Pets in college: Worth the trouble?

As an annoyingly avid pet lover, I’ve countlessly considered adopting a dog, buying a hamster or some other small animal and basically anything regarding cuddly companions. As my senior year is coming to its last semester, though, I’ve realized that not getting a pet (one that my parents would have objected to tenfold) was probably in my (and the pets) best interest.

So, before you consider adopting or buying a furry (or scaly…) friend, consider the aspects of your college life that will indefinitely be subject to change: money, time and energy. Also, consider the alternatives to having a pet that will save you (and probably the pet) from unnecessary commitments and stress.

According to an article in Fox Business, the yearly cost of having a dog can range from $360 to $2,520 or more. In all reality, it may be better to wait to get your companion after graduation (or even better: after you get a job) so you can have the money to properly care for your pet.

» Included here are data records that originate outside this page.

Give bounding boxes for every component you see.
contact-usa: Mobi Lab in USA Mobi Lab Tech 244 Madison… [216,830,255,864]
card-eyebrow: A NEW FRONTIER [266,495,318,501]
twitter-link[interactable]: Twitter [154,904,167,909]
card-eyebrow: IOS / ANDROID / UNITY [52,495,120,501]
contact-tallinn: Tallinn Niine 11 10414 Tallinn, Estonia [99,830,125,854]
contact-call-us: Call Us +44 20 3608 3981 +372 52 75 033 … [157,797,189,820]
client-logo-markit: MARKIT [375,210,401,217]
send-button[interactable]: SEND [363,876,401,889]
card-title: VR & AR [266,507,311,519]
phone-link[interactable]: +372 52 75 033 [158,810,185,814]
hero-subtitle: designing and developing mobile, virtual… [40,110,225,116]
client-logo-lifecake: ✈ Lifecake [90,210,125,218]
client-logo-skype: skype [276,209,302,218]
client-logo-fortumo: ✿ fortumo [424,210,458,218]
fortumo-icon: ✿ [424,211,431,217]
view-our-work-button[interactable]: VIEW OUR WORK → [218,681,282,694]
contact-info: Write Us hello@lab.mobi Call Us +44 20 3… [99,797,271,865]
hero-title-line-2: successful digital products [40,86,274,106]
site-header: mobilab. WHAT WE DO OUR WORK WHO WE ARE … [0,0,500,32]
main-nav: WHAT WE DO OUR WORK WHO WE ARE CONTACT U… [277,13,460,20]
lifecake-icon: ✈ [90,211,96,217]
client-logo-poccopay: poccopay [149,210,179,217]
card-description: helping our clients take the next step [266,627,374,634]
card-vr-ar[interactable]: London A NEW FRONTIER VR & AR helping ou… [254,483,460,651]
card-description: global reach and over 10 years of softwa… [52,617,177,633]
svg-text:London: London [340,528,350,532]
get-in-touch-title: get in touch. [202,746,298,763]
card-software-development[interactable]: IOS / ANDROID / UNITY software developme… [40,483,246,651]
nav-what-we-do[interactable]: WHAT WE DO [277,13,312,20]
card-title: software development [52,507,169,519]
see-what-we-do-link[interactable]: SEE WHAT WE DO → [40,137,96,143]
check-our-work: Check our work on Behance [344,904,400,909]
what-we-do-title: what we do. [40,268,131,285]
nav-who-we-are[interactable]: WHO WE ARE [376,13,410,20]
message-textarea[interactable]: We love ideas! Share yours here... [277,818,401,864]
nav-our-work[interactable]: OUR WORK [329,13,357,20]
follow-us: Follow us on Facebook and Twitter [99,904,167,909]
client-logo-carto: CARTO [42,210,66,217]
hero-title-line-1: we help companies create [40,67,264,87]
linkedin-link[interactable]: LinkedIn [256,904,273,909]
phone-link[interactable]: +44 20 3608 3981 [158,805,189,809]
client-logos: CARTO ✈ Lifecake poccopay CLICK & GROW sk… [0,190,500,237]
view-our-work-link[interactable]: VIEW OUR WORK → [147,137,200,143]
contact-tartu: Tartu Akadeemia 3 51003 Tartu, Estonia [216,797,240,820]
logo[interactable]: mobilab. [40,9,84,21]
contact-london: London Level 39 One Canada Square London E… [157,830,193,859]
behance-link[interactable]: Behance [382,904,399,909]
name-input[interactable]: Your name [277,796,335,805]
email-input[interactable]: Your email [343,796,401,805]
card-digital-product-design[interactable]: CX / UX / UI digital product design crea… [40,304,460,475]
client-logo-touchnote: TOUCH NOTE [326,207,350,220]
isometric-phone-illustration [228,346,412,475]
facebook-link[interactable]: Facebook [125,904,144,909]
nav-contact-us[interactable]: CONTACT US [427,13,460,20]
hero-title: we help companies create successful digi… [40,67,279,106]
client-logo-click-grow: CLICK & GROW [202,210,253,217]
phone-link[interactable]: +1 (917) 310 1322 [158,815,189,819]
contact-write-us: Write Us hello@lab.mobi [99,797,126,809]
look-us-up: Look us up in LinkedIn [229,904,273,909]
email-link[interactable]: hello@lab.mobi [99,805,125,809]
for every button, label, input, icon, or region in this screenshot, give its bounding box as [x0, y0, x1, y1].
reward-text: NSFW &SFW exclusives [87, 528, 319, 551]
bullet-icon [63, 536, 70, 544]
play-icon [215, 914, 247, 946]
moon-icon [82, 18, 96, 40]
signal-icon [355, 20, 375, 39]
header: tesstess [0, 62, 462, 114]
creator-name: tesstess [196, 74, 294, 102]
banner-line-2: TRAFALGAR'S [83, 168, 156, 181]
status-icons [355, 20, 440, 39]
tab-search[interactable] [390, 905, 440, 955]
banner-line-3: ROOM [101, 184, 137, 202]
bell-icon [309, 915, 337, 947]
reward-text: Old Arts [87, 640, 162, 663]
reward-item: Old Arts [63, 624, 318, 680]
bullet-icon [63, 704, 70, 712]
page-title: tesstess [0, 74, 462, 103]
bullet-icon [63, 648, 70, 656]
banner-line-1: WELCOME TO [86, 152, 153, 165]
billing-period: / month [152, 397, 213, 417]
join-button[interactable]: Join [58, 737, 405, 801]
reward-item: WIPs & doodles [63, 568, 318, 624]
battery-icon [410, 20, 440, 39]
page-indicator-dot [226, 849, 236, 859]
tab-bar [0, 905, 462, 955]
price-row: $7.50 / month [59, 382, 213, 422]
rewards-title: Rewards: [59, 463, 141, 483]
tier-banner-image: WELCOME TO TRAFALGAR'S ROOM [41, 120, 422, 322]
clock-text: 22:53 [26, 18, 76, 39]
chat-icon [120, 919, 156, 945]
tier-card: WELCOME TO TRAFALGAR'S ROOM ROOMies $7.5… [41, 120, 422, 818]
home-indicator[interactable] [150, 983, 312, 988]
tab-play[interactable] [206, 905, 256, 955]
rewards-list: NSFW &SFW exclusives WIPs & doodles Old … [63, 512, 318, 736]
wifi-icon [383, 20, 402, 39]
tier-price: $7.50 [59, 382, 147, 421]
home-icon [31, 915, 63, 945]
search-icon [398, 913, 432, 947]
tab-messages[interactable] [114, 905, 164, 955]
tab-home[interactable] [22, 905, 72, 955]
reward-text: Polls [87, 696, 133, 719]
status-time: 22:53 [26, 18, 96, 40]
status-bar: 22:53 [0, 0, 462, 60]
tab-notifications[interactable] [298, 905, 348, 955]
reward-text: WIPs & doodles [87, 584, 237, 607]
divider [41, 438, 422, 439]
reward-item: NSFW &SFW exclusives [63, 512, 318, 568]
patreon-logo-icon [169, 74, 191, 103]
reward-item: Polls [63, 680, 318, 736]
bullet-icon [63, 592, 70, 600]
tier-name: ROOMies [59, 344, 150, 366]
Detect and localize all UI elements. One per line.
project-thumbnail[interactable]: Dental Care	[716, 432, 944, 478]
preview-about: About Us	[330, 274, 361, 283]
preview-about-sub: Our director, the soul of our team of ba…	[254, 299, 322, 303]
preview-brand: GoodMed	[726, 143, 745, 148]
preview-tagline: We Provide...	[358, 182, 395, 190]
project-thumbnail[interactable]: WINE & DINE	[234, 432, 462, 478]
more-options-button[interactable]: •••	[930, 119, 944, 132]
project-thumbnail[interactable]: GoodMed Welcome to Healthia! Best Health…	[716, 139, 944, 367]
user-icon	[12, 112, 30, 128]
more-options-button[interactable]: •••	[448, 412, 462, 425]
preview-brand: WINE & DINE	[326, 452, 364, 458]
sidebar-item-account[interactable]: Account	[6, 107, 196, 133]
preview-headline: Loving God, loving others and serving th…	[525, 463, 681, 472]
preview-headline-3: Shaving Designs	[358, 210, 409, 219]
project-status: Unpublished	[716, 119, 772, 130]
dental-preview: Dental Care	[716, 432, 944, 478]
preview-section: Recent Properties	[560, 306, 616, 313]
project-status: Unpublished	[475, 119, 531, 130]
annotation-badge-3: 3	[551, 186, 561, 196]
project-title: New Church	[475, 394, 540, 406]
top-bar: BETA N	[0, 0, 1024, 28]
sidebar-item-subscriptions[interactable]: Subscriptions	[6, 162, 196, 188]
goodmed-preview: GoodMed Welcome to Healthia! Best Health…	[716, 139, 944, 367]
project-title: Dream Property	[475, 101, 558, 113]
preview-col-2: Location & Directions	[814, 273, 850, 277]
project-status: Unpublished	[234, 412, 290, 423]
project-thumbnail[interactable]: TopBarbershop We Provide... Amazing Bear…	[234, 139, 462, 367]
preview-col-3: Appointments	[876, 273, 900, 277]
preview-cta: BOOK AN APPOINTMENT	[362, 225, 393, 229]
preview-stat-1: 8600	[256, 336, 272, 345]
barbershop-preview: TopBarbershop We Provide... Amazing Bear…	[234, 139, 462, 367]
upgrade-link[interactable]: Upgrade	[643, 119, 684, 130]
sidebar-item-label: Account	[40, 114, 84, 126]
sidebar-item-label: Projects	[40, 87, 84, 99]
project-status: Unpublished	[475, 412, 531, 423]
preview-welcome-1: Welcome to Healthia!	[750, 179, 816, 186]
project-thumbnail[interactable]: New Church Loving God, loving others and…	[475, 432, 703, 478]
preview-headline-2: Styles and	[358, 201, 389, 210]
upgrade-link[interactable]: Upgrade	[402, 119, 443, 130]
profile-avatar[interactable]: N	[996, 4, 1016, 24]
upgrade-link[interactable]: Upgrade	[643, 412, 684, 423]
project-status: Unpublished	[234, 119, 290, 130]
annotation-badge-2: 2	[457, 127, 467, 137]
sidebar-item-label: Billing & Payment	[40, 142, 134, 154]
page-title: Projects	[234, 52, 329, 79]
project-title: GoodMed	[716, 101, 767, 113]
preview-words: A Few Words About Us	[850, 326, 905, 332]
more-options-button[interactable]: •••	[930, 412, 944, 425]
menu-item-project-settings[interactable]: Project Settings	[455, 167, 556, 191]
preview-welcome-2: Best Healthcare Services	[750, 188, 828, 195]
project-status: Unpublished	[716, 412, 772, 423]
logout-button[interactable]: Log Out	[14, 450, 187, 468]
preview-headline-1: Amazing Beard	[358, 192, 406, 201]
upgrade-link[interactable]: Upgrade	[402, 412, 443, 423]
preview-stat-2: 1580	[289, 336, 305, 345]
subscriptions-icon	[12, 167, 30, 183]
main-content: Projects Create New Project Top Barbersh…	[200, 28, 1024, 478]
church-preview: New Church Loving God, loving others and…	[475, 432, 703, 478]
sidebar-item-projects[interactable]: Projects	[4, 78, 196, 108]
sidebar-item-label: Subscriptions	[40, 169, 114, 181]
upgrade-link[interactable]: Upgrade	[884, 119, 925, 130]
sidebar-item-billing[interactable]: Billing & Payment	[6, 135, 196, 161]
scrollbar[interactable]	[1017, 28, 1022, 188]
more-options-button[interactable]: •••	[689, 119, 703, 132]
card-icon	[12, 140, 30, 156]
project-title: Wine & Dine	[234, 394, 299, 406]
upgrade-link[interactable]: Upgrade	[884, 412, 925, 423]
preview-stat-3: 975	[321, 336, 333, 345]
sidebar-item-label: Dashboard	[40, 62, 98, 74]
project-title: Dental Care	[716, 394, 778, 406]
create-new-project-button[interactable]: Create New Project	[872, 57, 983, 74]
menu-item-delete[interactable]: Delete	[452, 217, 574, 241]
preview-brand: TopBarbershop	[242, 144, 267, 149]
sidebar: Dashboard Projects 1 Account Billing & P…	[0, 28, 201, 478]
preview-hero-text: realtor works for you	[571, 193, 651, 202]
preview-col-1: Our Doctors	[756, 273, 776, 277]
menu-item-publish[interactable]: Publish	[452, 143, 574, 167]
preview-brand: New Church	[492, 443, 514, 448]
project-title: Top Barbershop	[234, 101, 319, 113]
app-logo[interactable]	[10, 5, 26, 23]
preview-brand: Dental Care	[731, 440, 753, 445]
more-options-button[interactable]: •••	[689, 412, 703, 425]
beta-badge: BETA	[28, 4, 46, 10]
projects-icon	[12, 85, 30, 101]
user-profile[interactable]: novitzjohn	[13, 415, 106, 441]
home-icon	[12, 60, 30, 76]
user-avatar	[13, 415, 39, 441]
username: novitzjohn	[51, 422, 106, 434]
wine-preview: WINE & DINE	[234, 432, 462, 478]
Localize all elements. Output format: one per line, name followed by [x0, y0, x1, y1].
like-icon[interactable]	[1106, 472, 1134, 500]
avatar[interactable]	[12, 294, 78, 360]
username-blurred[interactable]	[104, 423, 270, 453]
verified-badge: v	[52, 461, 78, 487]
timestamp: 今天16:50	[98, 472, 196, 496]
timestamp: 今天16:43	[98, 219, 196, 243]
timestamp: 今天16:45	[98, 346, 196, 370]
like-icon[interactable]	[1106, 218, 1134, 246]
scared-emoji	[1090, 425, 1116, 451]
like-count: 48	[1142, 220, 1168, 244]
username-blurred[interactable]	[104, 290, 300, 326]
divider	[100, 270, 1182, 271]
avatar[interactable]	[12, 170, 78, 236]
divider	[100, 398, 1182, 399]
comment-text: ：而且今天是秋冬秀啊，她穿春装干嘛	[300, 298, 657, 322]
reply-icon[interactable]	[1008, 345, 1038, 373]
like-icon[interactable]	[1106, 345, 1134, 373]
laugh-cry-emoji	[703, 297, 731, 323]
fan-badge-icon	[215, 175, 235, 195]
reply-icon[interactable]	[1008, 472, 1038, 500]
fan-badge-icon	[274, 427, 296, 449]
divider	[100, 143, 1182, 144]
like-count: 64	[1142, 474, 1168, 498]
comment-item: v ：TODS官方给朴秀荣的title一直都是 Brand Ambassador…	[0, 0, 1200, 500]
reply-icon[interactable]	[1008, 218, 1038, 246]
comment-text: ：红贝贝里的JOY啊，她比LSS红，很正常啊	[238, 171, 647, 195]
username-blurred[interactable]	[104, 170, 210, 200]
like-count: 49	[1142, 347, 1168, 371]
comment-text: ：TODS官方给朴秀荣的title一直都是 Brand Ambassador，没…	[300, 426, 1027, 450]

Still not convinced? Not only must you spend money on your pet, but, depending on the pet, you’re going to have to spend a lot of time. If you get a puppy, you’re going to have to stay in on the weekends and train him or her, and that includes housebreaking and not tearing apart your couches and chewing on other furniture. According to the Dog Breed Information website, puppies need to be let outside to go to the bathroom approximately six times a day. Can you be home that many times during the day?

Not to mention, there are ways to get your pet fixes without adopting or paying for a pet. Petland on State Street allows students to come and play with the puppies and pet some of the other animals as well. If you fill out a form, you can volunteer at the Athens County Dog Shelter and walk dogs (the shelter is open six days a week). Alternatives exist, and it’s better to opt for those when you have time than giving a pet a mediocre life based on your minimal free time.

Not to say it can’t be done. I have plenty of friends that have adopted/bought pets and have given them great lives. It’s just a matter of time and commitment. Not to mention, A LOT of money. So, consider the above before taking a responsibility that may make your workload beyond stressful. After all, adopting pets isn’t only about making your life better: it’s about giving them a better life, too.